Planning your implementation

LANSA Composer

Planning your implementation

Amongst the tasks you need to perform when planning your implementation is to gather information about the following:

1. Identify document types and standards applying to your implementation

  • Identify the document types (for example, EDI, XML, CSV) that your implementation will use and how they will be represented in LANSA Composer.
  • Identify the particular standards and/or versions that apply to those document types and how they will be represented in LANSA Composer.
  • Locate and acquire the references that your implementation will use to effect mapping (and validation, if applicable) of the transaction document types and standards you have implemented.  For XML documents, for example, you will need access to the relevant document DTD or schema.  For text or CSV documents, you will need access to a reference that completely describes the document format.  For EDI documents, you will need access to the SEF/LSEF file that describes the standard and you will need to connect that to the applicable LANSA Composer document standard for use by EDI-specific parts of the framework such as the DISCOVER_EDI activity.

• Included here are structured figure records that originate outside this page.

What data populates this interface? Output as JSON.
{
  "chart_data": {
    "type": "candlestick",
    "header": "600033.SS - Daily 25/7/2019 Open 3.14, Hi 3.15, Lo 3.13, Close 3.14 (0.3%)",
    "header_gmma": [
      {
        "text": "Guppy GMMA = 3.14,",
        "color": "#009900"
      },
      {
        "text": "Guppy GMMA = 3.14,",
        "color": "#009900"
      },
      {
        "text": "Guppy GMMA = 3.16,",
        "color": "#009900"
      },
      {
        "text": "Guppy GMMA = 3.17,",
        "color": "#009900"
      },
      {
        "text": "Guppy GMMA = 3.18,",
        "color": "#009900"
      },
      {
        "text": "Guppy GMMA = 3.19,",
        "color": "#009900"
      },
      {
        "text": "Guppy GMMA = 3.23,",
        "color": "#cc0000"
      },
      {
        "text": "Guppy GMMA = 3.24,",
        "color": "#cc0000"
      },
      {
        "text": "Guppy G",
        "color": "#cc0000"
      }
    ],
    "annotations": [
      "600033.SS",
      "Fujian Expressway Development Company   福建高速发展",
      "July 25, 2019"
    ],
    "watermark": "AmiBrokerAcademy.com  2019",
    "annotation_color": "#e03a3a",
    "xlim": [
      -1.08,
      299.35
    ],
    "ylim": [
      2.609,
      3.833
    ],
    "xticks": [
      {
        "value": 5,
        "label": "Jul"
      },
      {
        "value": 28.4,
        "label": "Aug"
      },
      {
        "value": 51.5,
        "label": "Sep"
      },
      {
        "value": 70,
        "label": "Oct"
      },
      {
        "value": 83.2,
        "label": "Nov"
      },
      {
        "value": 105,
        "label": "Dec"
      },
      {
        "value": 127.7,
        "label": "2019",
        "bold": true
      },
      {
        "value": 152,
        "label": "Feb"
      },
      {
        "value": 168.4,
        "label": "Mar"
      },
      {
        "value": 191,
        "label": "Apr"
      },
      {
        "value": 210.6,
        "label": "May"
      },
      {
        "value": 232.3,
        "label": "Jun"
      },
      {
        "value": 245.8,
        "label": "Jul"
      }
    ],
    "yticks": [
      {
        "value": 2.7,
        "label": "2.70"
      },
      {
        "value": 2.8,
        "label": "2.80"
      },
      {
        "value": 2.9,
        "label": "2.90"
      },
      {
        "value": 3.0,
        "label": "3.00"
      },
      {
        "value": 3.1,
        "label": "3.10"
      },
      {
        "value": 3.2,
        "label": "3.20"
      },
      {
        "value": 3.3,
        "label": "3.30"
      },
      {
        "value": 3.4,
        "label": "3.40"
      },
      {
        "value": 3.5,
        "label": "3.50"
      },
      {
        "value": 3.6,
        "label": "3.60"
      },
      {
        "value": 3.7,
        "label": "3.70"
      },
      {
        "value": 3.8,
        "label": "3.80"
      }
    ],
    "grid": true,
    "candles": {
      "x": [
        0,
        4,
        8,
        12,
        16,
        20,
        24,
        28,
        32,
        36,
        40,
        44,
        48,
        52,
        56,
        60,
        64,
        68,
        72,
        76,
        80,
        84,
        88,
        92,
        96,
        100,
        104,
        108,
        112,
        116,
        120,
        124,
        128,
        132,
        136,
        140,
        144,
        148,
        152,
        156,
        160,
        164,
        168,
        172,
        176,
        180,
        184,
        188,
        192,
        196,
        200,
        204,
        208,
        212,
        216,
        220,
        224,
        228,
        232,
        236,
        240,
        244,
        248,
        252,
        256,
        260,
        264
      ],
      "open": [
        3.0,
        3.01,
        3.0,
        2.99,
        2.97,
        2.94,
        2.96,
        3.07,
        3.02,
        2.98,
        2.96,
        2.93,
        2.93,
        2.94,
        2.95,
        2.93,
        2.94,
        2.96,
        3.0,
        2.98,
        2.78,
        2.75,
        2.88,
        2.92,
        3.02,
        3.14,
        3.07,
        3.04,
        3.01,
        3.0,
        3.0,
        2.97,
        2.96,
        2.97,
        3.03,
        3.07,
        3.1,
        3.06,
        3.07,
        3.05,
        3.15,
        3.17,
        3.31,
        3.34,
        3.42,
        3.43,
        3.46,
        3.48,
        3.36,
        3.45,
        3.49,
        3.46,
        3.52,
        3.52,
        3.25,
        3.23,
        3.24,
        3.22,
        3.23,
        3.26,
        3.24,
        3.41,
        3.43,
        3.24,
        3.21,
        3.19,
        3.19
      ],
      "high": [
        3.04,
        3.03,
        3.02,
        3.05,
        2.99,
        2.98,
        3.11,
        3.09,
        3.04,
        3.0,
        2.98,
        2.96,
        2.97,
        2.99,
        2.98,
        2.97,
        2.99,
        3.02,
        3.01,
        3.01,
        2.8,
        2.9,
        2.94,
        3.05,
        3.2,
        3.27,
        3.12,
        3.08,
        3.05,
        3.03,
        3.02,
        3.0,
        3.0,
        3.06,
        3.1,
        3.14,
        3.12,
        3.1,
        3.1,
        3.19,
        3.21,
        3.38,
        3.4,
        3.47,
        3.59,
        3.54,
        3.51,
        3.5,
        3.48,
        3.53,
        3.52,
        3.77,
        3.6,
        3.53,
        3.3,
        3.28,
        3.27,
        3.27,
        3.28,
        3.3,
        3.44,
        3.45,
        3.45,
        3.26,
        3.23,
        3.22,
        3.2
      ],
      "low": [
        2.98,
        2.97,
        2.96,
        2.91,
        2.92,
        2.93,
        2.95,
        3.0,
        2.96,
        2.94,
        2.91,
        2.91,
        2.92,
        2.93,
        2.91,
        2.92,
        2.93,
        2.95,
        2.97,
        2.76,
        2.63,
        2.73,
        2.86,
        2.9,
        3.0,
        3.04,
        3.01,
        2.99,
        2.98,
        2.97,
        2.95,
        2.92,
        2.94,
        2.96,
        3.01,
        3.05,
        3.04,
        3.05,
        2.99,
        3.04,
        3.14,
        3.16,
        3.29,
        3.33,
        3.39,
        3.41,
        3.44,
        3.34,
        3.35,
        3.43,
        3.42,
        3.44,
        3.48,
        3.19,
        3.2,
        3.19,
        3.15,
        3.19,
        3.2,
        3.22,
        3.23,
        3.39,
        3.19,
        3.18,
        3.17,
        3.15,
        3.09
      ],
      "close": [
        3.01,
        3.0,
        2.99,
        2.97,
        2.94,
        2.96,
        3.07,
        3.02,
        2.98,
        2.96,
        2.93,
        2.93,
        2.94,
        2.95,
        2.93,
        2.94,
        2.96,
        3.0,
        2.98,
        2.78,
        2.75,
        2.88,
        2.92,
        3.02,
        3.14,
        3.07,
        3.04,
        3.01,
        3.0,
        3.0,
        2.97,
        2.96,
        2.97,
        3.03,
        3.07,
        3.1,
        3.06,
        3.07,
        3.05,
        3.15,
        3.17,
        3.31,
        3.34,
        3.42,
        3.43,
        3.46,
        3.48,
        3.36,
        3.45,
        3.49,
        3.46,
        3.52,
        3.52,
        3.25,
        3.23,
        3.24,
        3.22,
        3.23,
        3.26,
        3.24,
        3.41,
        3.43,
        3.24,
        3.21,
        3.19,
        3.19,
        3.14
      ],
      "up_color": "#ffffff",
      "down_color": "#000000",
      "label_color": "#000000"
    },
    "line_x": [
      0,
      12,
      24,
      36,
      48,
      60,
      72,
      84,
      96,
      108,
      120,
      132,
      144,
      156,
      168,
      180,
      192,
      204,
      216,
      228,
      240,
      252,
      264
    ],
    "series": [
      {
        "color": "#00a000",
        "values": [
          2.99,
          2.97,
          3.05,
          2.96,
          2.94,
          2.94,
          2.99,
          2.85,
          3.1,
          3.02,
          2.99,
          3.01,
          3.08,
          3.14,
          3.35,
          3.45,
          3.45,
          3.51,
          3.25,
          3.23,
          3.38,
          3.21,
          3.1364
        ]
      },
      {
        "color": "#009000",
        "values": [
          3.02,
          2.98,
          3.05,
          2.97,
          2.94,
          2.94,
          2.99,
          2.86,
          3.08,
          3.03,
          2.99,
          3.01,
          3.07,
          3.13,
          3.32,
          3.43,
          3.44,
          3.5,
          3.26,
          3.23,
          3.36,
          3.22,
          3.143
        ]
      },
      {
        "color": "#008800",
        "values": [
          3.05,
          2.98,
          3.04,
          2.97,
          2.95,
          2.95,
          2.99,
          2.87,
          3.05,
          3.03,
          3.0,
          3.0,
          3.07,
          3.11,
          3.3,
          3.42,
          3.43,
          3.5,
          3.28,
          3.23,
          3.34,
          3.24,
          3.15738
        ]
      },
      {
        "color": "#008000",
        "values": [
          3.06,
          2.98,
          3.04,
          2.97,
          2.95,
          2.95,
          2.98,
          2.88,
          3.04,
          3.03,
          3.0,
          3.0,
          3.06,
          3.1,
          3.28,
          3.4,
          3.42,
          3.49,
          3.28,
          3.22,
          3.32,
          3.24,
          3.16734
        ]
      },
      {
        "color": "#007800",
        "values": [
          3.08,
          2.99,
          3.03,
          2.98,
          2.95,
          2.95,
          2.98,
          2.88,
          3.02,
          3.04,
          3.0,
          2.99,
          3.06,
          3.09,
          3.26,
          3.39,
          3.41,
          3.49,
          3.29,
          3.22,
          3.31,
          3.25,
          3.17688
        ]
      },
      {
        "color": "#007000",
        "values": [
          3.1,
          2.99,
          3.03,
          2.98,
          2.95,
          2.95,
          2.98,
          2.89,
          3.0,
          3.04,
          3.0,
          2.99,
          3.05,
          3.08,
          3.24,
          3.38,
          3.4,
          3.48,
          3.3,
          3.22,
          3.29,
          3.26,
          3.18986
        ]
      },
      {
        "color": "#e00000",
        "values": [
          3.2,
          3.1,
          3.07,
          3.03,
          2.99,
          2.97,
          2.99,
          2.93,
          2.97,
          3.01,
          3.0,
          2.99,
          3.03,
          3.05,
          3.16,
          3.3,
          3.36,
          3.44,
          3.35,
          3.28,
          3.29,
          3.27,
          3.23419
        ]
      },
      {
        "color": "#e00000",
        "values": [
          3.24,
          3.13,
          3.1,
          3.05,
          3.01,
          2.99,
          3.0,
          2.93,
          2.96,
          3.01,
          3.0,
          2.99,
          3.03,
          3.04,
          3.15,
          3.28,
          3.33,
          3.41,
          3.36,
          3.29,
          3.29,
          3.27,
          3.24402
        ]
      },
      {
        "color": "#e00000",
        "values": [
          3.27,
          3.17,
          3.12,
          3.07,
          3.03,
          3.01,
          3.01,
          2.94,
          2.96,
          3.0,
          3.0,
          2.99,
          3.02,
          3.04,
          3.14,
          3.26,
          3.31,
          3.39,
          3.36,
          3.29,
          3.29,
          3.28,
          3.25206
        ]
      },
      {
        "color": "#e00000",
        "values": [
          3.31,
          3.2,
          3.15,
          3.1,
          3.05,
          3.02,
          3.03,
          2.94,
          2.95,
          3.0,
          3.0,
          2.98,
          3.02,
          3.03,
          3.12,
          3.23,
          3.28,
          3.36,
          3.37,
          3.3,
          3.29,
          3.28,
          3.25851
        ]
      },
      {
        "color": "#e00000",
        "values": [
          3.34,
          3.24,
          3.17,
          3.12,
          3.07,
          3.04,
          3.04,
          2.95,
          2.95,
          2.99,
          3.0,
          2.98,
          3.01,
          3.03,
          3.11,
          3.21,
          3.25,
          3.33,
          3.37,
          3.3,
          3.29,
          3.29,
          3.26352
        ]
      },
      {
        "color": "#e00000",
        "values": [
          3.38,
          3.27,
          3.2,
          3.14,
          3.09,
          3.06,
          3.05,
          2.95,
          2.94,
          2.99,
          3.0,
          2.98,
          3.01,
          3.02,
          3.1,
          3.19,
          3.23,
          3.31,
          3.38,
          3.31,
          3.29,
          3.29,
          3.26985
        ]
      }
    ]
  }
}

2. Identify your trading partners and trading agreements

  • Identify the trading partners with whom you will exchange transaction documents.
  • Understand any trading agreements that may govern the transaction document exchange with those trading partners.
  • If applicable, categorize your trading partners and agreements such that you can identify the processes that will be common. Assuming that you interact with at least some groups of your trading partners in the same ways, your objective should be to build common processes (or adapt the supplied processes) such that they can serve more than one trading partner relationship.  LANSA Composer contains specific features to support this.
  • Gather information for each trading partner that will enable you to implement the agreed document exchange.  Of course this includes the agreed document types and standards, but also you need to gather the specific details that will enable you to implement the agreed transport protocols, such as FTP address and credentials.

 

3. Understand your application(s) with which the solution will integrate

  • Identify your existing application(s) that will be involved in the transaction document processing.
  • Understand the relevant parts of the application's database and any rules that govern it.
  • Determine the division of responsibilities between the application and your transaction document processing solution. For example, define the extent to which each of them is responsible for cleaning and validating any in-coming transaction data in order to meet the application's processing requirements.
  • Identify integration touch-points. Clearly this must include shared database access, but also any program-level integration. For example, the inbound process may need to call an application program or start an application process on receipt of an in-coming transaction.  Or your application may need to start the outbound process in response to application events that indicate that an outbound transaction document is to be sent.

 

4. Determine the most appropriate approach to mapping transaction data

  • Decide whether the transformation maps that you will create for your transaction document processing requirements should directly address existing application database tables or instead should use an intermediate "staging" database:
  • Having your transformation maps directly address the application database tables is usually the quickest and simplest solution to implement.  However, this may not be appropriate if this results in the solution effectively bypassing data cleansing and integrity provisions of your existing applications.
  • Using an intermediate "staging" database helps to insulate your application from the interfaces that the transaction document processing solution opens to the outside world and affords you the opportunity to implement comprehensive data cleansing and integrity measures.  However, this approach is somewhat more complex and costly to implement and may require you to perform additional coding to provide import and/or export processors that support this approach (though it will often be possible to re-use or adapt existing programs for this purpose).

 

Integration with operational procedures, if necessary

  • Adapt your operational procedures to accommodate your transaction document processes.  Depending on your trading partner agreements, there are a number of ways in which transaction document exchange with your trading partners may be initiated.  Some possibilities are that you may need to add periodic processes to your operational task scheduler or batch processing streams to poll for available inbound transaction documents.
  • Allocate responsibility for monitoring and acting upon exceptions that occur in your transaction document flows.  You may wish to take advantage of LANSA Composer's in-built event notification features to have selected groups of users automatically notified of exceptions that occur.